O diretor-geral da Polícia Federal, Andrei Passos Rodrigues, comunicou ao presidente do Senado, Davi Alcolumbre, ainda nas primeiras horas desta quinta-feira, que o senador Ciro Nogueira seria o principal alvo da nova fase da Operação Compliance Zero.
A informação foi repassada logo após as equipes da Polícia Federal garantirem o cumprimento inicial das medidas determinadas pela Justiça, estratégia adotada para evitar riscos à execução da operação e impedir que o presidente do Senado fosse surpreendido pelo avanço das investigações.
Segundo apuração do blog da jornalista Ana Flor, a comunicação foi feita dentro das práticas de cooperação institucional entre os Poderes e também buscou evitar desgastes políticos entre o Congresso Nacional e o governo do presidente Luiz Inácio Lula da Silva.
A nova etapa da operação investiga suspeitas de favorecimento político, corrupção e lavagem de dinheiro envolvendo o Banco Master e o banqueiro Daniel Vorcaro.
Tentativa de evitar crise política
De acordo com a apuração, a comunicação direta entre Andrei Rodrigues e Davi Alcolumbre teve também o objetivo de reduzir possíveis ruídos políticos entre o Palácio do Planalto e o Senado Federal.
O movimento ocorre em meio a um ambiente já marcado por tensões recentes entre setores do governo e o presidente do Senado. Nos bastidores de Brasília, interlocutores acompanham com atenção a relação entre Alcolumbre e integrantes do governo federal, especialmente após articulações envolvendo futuras indicações ao Supremo Tribunal Federal.

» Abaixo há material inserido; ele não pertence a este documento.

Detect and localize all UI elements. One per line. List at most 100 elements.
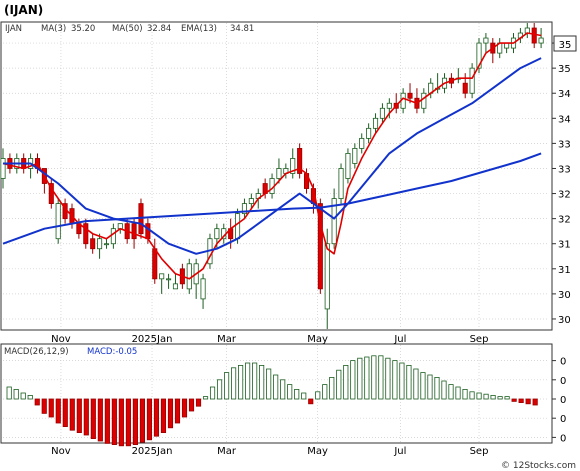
- macd-bar-positive: [273, 374, 279, 400]
- macd-bar-positive: [238, 364, 244, 400]
- candle-down: [317, 203, 323, 290]
- macd-bar-negative: [174, 398, 181, 424]
- macd-bar-negative: [532, 398, 538, 406]
- candle-up: [469, 67, 475, 94]
- macd-bar-positive: [378, 355, 384, 400]
- macd-x-tick-label: Jul: [393, 446, 406, 457]
- macd-bar-negative: [41, 398, 47, 414]
- x-tick-label: Sep: [470, 334, 489, 345]
- candle-down: [48, 183, 54, 204]
- macd-bar-negative: [83, 398, 89, 436]
- macd-bar-negative: [167, 398, 174, 429]
- macd-bar-positive: [504, 396, 510, 400]
- candle-up: [235, 213, 241, 240]
- candle-down: [145, 223, 151, 240]
- macd-bar-negative: [139, 398, 145, 443]
- macd-bar-positive: [322, 384, 328, 400]
- x-tick-label: Mar: [217, 334, 237, 345]
- price-tick-label: 34: [558, 89, 571, 100]
- price-tick-label: 30: [558, 290, 571, 301]
- macd-bar-negative: [511, 398, 517, 402]
- candle-down: [131, 223, 137, 240]
- indicator-lines: [2, 32, 542, 280]
- macd-x-axis-labels: Nov 2025Jan Mar May Jul Sep: [51, 446, 488, 457]
- macd-bar-positive: [357, 357, 363, 400]
- macd-bar-positive: [399, 362, 405, 400]
- macd-bar-negative: [111, 398, 117, 445]
- x-tick-label: Nov: [51, 334, 71, 345]
- candle-up: [0, 158, 6, 179]
- macd-bar-positive: [329, 376, 335, 400]
- macd-bar-positive: [490, 394, 496, 400]
- macd-bar-negative: [55, 398, 61, 424]
- candle-up: [290, 158, 296, 174]
- macd-bar-positive: [364, 356, 370, 400]
- macd-histogram: [6, 355, 538, 447]
- macd-bar-positive: [434, 376, 440, 400]
- macd-bar-negative: [518, 398, 524, 403]
- candle-up: [372, 117, 379, 129]
- x-axis-labels: Nov 2025Jan Mar May Jul Sep: [51, 334, 488, 345]
- macd-bar-positive: [371, 355, 377, 400]
- macd-tick-label: 0: [560, 376, 566, 387]
- macd-bar-negative: [48, 398, 54, 418]
- candle-up: [214, 228, 220, 240]
- legend-symbol: IJAN: [5, 24, 22, 34]
- candle-up: [483, 37, 489, 44]
- macd-bar-negative: [69, 398, 75, 431]
- legend: IJAN MA(3) 35.20 MA(50) 32.84 EMA(13) 34…: [5, 24, 254, 34]
- macd-bar-negative: [146, 398, 153, 441]
- candle-up: [103, 243, 110, 246]
- macd-axis: 0 0 0 0 0: [552, 357, 566, 444]
- price-tick-label: 31: [558, 265, 571, 276]
- macd-bar-positive: [497, 396, 503, 400]
- candle-up: [241, 203, 247, 215]
- macd-x-tick-label: May: [307, 446, 328, 457]
- macd-bar-positive: [266, 368, 272, 400]
- macd-bar-positive: [350, 360, 356, 400]
- candle-down: [531, 27, 537, 44]
- candle-down: [462, 82, 468, 94]
- macd-bar-positive: [252, 362, 258, 400]
- candle-up: [172, 283, 179, 290]
- macd-bar-positive: [392, 360, 398, 400]
- candle-up: [97, 238, 103, 250]
- macd-bar-positive: [259, 364, 265, 400]
- macd-bar-negative: [153, 398, 160, 437]
- candle-up: [338, 168, 344, 199]
- candle-up: [386, 102, 392, 109]
- price-tick-label: 33: [558, 164, 571, 175]
- macd-bar-negative: [90, 398, 96, 439]
- macd-bar-negative: [76, 398, 82, 433]
- macd-bar-positive: [27, 394, 33, 400]
- candle-up: [359, 137, 365, 149]
- candle-up: [159, 273, 165, 280]
- macd-bar-positive: [448, 384, 454, 400]
- candle-up: [276, 168, 282, 179]
- macd-bar-positive: [343, 364, 349, 400]
- candle-down: [152, 248, 158, 280]
- macd-bar-positive: [483, 393, 489, 400]
- macd-bar-negative: [308, 398, 314, 405]
- watermark: © 12Stocks.com: [501, 461, 576, 471]
- candle-up: [379, 107, 385, 119]
- macd-bar-positive: [209, 386, 216, 400]
- candle-up: [476, 42, 482, 69]
- legend-ma50-value: 32.84: [147, 24, 171, 34]
- candle-down: [83, 223, 89, 245]
- candle-up: [324, 243, 330, 310]
- macd-bar-negative: [188, 398, 195, 412]
- ma50-line: [2, 152, 542, 245]
- legend-ma3-label: MA(3): [41, 24, 66, 34]
- price-tick-label: 34: [558, 114, 571, 125]
- macd-bar-negative: [97, 398, 103, 442]
- candlestick-series: [0, 23, 544, 329]
- legend-ma3-value: 35.20: [71, 24, 95, 34]
- candle-down: [297, 148, 303, 174]
- macd-bar-positive: [406, 364, 412, 400]
- macd-bar-negative: [62, 398, 68, 428]
- macd-bar-positive: [20, 392, 26, 400]
- macd-bar-positive: [462, 388, 468, 400]
- price-tick-label: 32: [558, 190, 571, 201]
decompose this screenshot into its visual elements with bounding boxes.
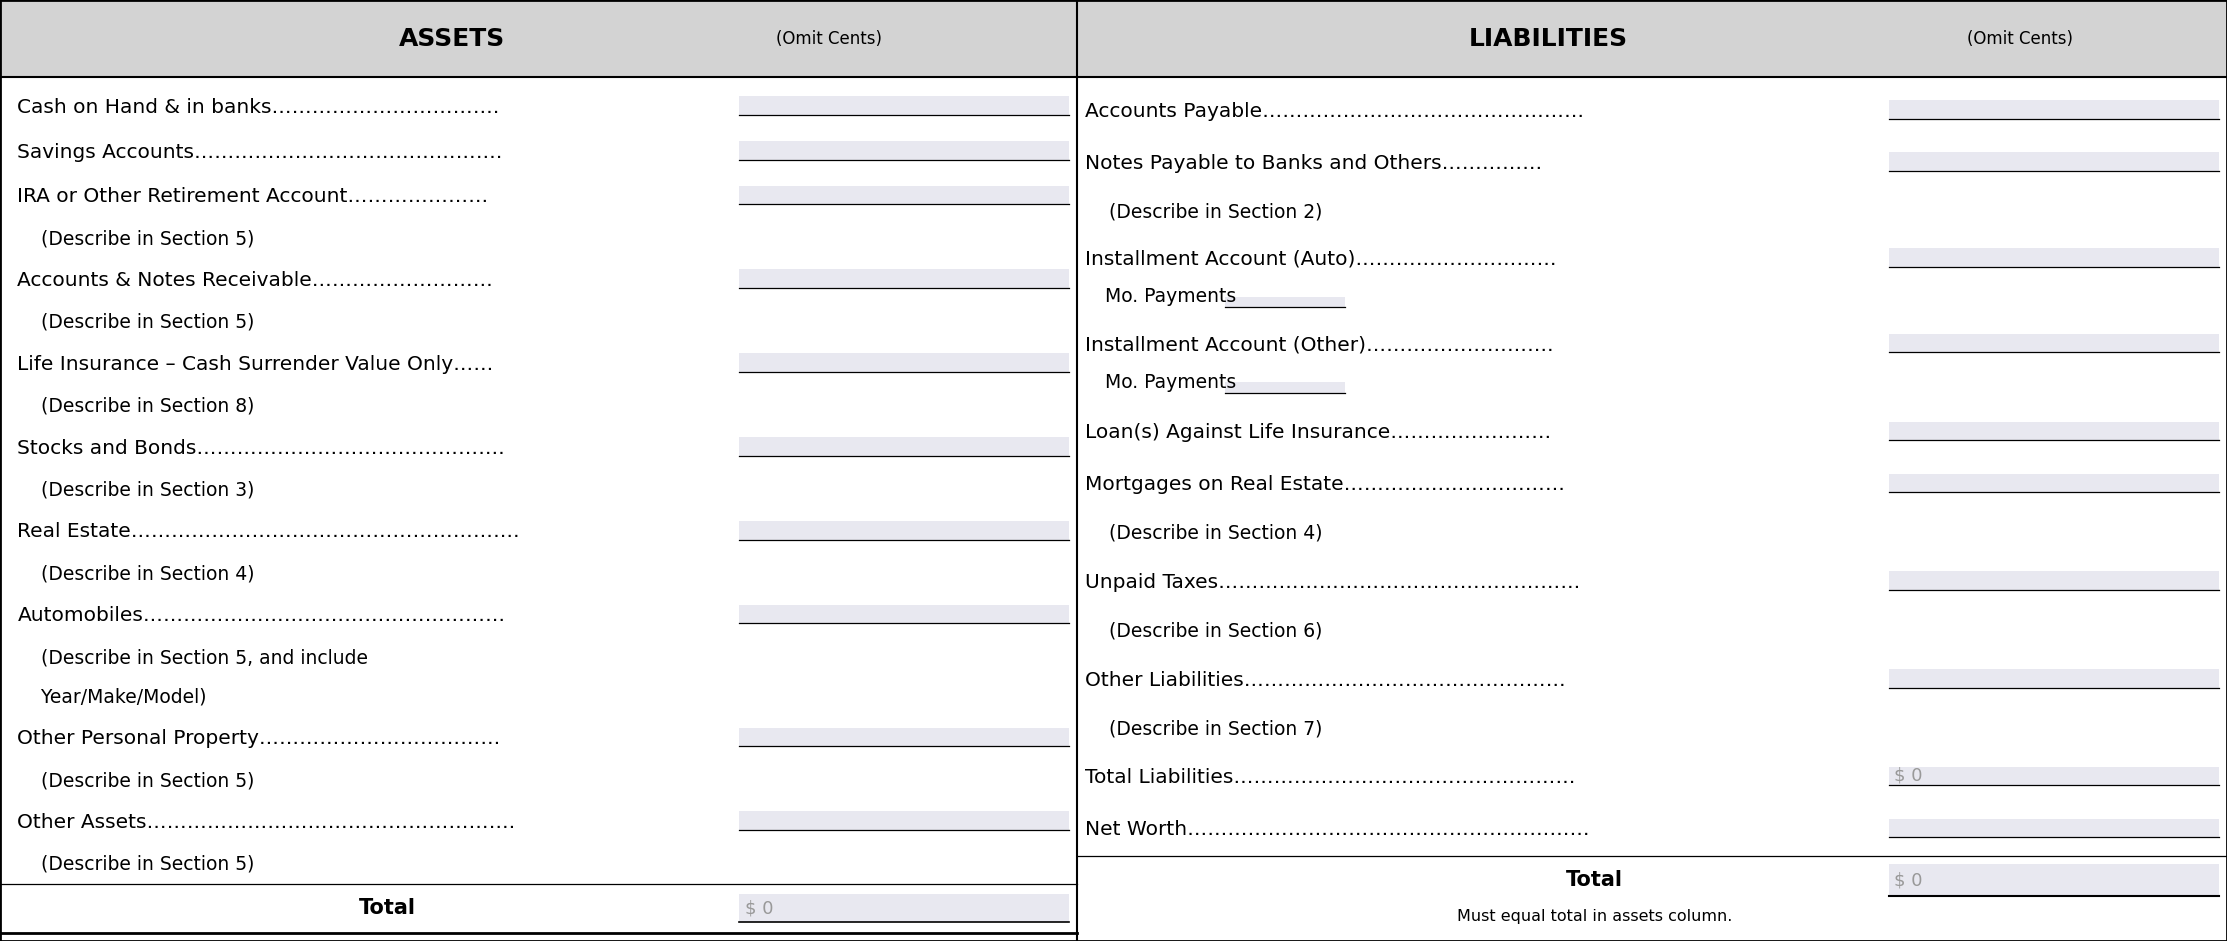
Text: IRA or Other Retirement Account…………………: IRA or Other Retirement Account………………… xyxy=(18,187,488,206)
Text: Life Insurance – Cash Surrender Value Only……: Life Insurance – Cash Surrender Value On… xyxy=(18,355,494,374)
Text: Cash on Hand & in banks…………………………….: Cash on Hand & in banks……………………………. xyxy=(18,98,499,117)
Text: Total: Total xyxy=(1566,870,1623,890)
Bar xyxy=(0,0,2227,77)
Bar xyxy=(739,353,1069,372)
Text: Notes Payable to Banks and Others……………: Notes Payable to Banks and Others…………… xyxy=(1085,153,1543,172)
Text: LIABILITIES: LIABILITIES xyxy=(1470,26,1628,51)
Bar xyxy=(1888,422,2218,440)
Bar xyxy=(739,96,1069,115)
Text: (Describe in Section 5, and include: (Describe in Section 5, and include xyxy=(18,648,367,667)
Text: Real Estate………………………………………………….: Real Estate…………………………………………………. xyxy=(18,522,519,541)
Text: ASSETS: ASSETS xyxy=(399,26,506,51)
Text: Automobiles………………………………………………: Automobiles……………………………………………… xyxy=(18,606,506,625)
Bar xyxy=(1888,152,2218,171)
Text: Total Liabilities……………………………………………: Total Liabilities…………………………………………… xyxy=(1085,768,1574,788)
Text: Mortgages on Real Estate……………………………: Mortgages on Real Estate…………………………… xyxy=(1085,475,1566,494)
Bar xyxy=(1888,571,2218,590)
Text: $ 0: $ 0 xyxy=(1895,871,1922,889)
Text: (Omit Cents): (Omit Cents) xyxy=(777,29,882,48)
Bar xyxy=(739,185,1069,204)
Text: (Describe in Section 5): (Describe in Section 5) xyxy=(18,229,254,248)
Bar xyxy=(1888,334,2218,353)
Text: Other Assets……………………………………………….: Other Assets………………………………………………. xyxy=(18,813,514,832)
Bar xyxy=(739,727,1069,746)
Text: Loan(s) Against Life Insurance……………………: Loan(s) Against Life Insurance…………………… xyxy=(1085,423,1552,442)
Text: Mo. Payments: Mo. Payments xyxy=(1105,373,1236,392)
Bar xyxy=(739,141,1069,160)
Bar xyxy=(1225,382,1345,393)
Text: Must equal total in assets column.: Must equal total in assets column. xyxy=(1456,908,1733,923)
Text: Unpaid Taxes………………………………………………: Unpaid Taxes……………………………………………… xyxy=(1085,573,1581,592)
Bar xyxy=(739,811,1069,830)
Bar xyxy=(1888,819,2218,837)
Bar xyxy=(1888,865,2218,897)
Bar xyxy=(1888,767,2218,786)
Text: (Describe in Section 2): (Describe in Section 2) xyxy=(1085,202,1323,221)
Text: (Describe in Section 3): (Describe in Section 3) xyxy=(18,481,254,500)
Text: Total: Total xyxy=(359,899,416,918)
Bar xyxy=(1888,669,2218,688)
Bar xyxy=(739,520,1069,539)
Text: (Describe in Section 5): (Describe in Section 5) xyxy=(18,854,254,874)
Bar xyxy=(1888,247,2218,266)
Text: Net Worth……………………………………………………: Net Worth…………………………………………………… xyxy=(1085,821,1590,839)
Bar xyxy=(739,895,1069,922)
Text: (Describe in Section 4): (Describe in Section 4) xyxy=(18,565,254,583)
Text: (Describe in Section 5): (Describe in Section 5) xyxy=(18,312,254,332)
Bar xyxy=(739,605,1069,623)
Text: $ 0: $ 0 xyxy=(1895,767,1922,785)
Bar xyxy=(739,437,1069,455)
Text: Installment Account (Auto)…………………………: Installment Account (Auto)………………………… xyxy=(1085,249,1557,268)
Bar xyxy=(1888,473,2218,492)
Text: (Describe in Section 4): (Describe in Section 4) xyxy=(1085,524,1323,543)
Text: Year/Make/Model): Year/Make/Model) xyxy=(18,687,207,707)
Text: (Describe in Section 6): (Describe in Section 6) xyxy=(1085,622,1323,641)
Bar xyxy=(1888,100,2218,119)
Text: (Describe in Section 5): (Describe in Section 5) xyxy=(18,771,254,790)
Text: (Describe in Section 7): (Describe in Section 7) xyxy=(1085,720,1323,739)
Text: Savings Accounts……………………………………….: Savings Accounts………………………………………. xyxy=(18,142,503,162)
Bar xyxy=(739,269,1069,288)
Text: Installment Account (Other)……………………….: Installment Account (Other)………………………. xyxy=(1085,335,1554,354)
Text: Accounts & Notes Receivable………………………: Accounts & Notes Receivable……………………… xyxy=(18,271,492,290)
Bar xyxy=(1225,296,1345,308)
Text: (Omit Cents): (Omit Cents) xyxy=(1966,29,2073,48)
Text: Other Liabilities…………………………………………: Other Liabilities………………………………………… xyxy=(1085,671,1566,690)
Text: Accounts Payable…………………………………………: Accounts Payable………………………………………… xyxy=(1085,102,1583,120)
Text: Mo. Payments: Mo. Payments xyxy=(1105,287,1236,306)
Text: $ 0: $ 0 xyxy=(746,900,773,917)
Text: (Describe in Section 8): (Describe in Section 8) xyxy=(18,396,254,416)
Text: Stocks and Bonds……………………………………….: Stocks and Bonds………………………………………. xyxy=(18,439,506,457)
Text: Other Personal Property………………………………: Other Personal Property……………………………… xyxy=(18,729,501,748)
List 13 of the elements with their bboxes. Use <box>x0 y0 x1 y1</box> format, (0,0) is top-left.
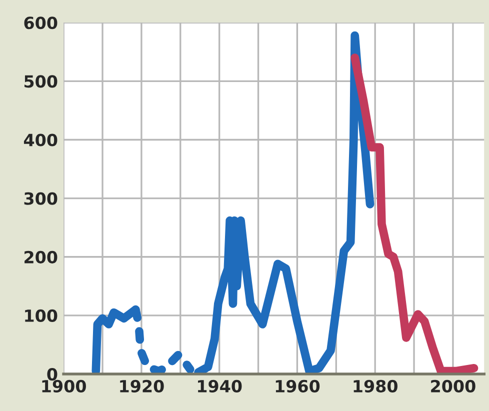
x-tick-label: 1900 <box>42 380 86 392</box>
y-tick-label: 0 <box>47 368 58 381</box>
x-tick-label: 1940 <box>198 380 242 392</box>
x-tick-label: 2000 <box>431 380 476 392</box>
y-tick-label: 300 <box>24 192 58 205</box>
x-tick-label: 1980 <box>354 380 398 392</box>
x-tick-label: 1960 <box>276 380 320 392</box>
y-tick-label: 600 <box>24 16 58 30</box>
x-tick-label: 1920 <box>120 380 164 392</box>
y-tick-label: 100 <box>25 309 58 322</box>
y-tick-label: 400 <box>24 134 58 146</box>
y-tick-label: 200 <box>24 250 58 264</box>
y-tick-label: 500 <box>24 75 58 88</box>
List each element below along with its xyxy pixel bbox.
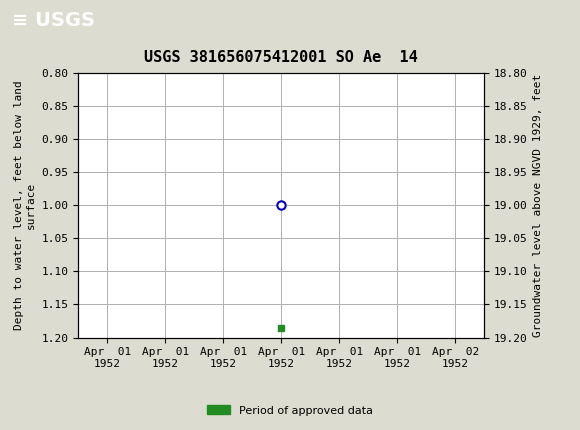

Segundo o blog, havia preocupação de que uma operação envolvendo um senador influente da oposição pudesse ampliar atritos institucionais em um momento delicado da relação entre os Poderes.
Ciro Nogueira, ex-ministro da Casa Civil do governo Jair Bolsonaro, é uma das principais lideranças nacionais do Progressistas e possui forte influência política no Congresso.
PF pediu buscas em gabinete e escritório político
A reportagem também revelou que a Polícia Federal solicitou ao ministro André Mendonça autorização para realizar buscas no gabinete parlamentar de Ciro Nogueira no Senado e em seu escritório político.
O pedido, porém, não foi integralmente acolhido pelo magistrado.
Segundo a apuração, André Mendonça decidiu não autorizar diligências nesses locais, medida interpretada nos bastidores como uma tentativa de evitar maior turbulência política envolvendo o Senado Federal no contexto das investigações relacionadas ao Banco Master.
A decisão também buscaria reduzir impactos institucionais em um caso que vem provocando apreensão no meio político devido às relações mantidas por Daniel Vorcaro com integrantes de diferentes setores da política nacional.
Investigação avança sobre supostas vantagens indevidas
A Operação Compliance Zero apura suspeitas de repasses de vantagens econômicas indevidas, lavagem de dinheiro e possível troca de favores entre o banqueiro e agentes públicos.
Entre os elementos já citados nas decisões judiciais estão mensagens, registros bancários, viagens internacionais e supostos benefícios atribuídos ao senador.
Segundo investigações da Polícia Federal, Ciro Nogueira teria sido beneficiado com pagamentos mensais, uso de imóvel, hospedagens em hotéis de luxo e outras despesas custeadas pelo empresário do setor financeiro.
A defesa do senador nega qualquer irregularidade e afirma que ele está à disposição das autoridades para prestar esclarecimentos.
O caso segue sob supervisão do Supremo Tribunal Federal e pode ter novos desdobramentos nos próximos dias.